Coding systems such as ICD-10 and ICD-9 were developed primarily for administrative purposes [32]. Given the lack of precise clinical codes for genetic diseases and their symptoms, errors in coding can be difficult to avoid [33]. Studies have revealed widespread inconsistencies in the precision of billing codes in capturing clinical symptoms [34, 35]. In other words, though it is feasible to use billing codes to ascertain Cleveland Clinic criteria, there is a need for improved precision of clinical codes in capturing clinical phenotype diversity to address this limitation. Deep phenotyping [36, 37], using finer-grained representations of disease phenotypes as defined in terminologies such as the Human Phenotype Ontology (HPO) [38] and SNOMED CT [39], is essential for precise characterization and phenome-based diagnosis of rare diseases such as PHTS.

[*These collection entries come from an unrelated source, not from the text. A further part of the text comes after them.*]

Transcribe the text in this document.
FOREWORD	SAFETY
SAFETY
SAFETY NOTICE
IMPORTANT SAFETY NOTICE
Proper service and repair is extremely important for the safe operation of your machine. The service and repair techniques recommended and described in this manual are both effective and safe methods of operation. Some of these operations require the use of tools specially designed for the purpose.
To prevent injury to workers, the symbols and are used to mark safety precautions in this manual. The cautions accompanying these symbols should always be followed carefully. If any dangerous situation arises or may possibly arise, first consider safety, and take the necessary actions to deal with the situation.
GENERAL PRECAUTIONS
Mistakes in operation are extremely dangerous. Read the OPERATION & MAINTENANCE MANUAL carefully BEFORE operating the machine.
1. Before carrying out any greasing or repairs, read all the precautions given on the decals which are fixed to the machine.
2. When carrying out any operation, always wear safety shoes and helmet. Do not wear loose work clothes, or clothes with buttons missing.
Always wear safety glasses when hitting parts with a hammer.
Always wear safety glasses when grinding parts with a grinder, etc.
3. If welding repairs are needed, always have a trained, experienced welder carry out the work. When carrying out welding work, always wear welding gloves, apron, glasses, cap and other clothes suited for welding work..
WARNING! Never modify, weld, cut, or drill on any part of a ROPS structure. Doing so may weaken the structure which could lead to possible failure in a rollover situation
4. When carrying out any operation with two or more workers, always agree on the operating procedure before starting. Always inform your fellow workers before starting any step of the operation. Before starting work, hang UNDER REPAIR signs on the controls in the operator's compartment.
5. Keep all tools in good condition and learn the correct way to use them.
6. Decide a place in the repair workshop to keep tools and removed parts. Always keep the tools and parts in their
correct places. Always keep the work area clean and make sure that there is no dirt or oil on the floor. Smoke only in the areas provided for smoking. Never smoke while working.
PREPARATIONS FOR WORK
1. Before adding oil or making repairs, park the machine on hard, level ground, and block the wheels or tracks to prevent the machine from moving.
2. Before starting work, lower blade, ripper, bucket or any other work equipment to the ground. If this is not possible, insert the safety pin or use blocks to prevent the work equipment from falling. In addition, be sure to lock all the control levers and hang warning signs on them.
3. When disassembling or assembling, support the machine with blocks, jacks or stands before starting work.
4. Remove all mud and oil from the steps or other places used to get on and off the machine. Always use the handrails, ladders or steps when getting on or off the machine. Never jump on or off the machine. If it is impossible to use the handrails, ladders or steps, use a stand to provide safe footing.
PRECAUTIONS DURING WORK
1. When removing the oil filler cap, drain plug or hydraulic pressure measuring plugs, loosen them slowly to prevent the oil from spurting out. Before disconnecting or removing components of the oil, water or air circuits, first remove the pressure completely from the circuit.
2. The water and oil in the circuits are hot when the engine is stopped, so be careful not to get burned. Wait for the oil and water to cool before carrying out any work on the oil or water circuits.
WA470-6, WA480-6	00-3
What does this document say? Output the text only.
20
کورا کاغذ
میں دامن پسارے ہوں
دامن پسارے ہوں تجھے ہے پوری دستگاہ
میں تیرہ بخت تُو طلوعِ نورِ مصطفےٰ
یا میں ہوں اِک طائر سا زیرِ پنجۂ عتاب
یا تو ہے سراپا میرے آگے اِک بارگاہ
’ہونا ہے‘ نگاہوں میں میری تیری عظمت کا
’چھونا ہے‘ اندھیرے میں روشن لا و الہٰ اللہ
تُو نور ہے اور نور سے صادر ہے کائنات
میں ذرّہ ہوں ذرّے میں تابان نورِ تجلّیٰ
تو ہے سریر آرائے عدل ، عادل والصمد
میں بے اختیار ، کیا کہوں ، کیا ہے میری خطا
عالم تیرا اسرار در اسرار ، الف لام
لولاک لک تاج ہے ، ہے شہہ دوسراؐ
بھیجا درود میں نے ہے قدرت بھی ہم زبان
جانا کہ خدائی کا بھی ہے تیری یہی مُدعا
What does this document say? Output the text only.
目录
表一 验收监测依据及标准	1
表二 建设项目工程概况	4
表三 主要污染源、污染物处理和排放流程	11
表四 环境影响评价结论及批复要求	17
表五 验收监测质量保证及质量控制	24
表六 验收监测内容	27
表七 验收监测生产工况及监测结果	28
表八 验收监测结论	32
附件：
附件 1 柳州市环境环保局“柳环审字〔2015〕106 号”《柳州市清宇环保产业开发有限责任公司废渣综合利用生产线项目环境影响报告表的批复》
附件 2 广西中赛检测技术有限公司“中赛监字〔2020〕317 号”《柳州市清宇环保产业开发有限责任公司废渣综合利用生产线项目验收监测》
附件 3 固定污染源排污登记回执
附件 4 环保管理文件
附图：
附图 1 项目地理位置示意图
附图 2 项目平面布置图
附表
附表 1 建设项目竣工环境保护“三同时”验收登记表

There were several additional limitations. First, we did not analyze whether patients identified as having met Cleveland Clinic criteria, and whose charts were reviewed and confirmed to meet Cleveland Clinic criteria, reported another clinical reason to suspect a diagnosis other than PHTS. Second, we did not ascertain whether macrocephaly was truly present, due to inconsistent availability and documentation of head circumference. This may help account for the low fraction of individuals who fulfill Cleveland Clinic criteria who have pathogenic PTEN variants. For example, at the BCH site, we identified an example of one patient with PHTS with macrocephaly and related dermatological findings who would have fulfilled Cleveland Clinic criteria, but macrocephaly was not billed as a diagnosis. Third, we did not limit EMR data to that prior to the diagnosis (given that a patient diagnosis would influence what clinical features are referenced in the notes), since it was not straightforward to ascertain age of diagnosis (though report date is one possibility, patient knowledge and provider knowledge of this diagnosis may lag). Finally, we did not have the data to evaluate race/ethnicity/social vulnerability index. On review of data from the BCH site, nearly 60% of the patients identified as having met Cleveland Clinic criteria using the informatics approach were white, suggesting that minorities were underrepresented, which limits generalizability. This point underscores continued need for attention to inclusion and diversity in ongoing research efforts, especially to the question of why minorities are underrepresented in research databases and clinical encounters.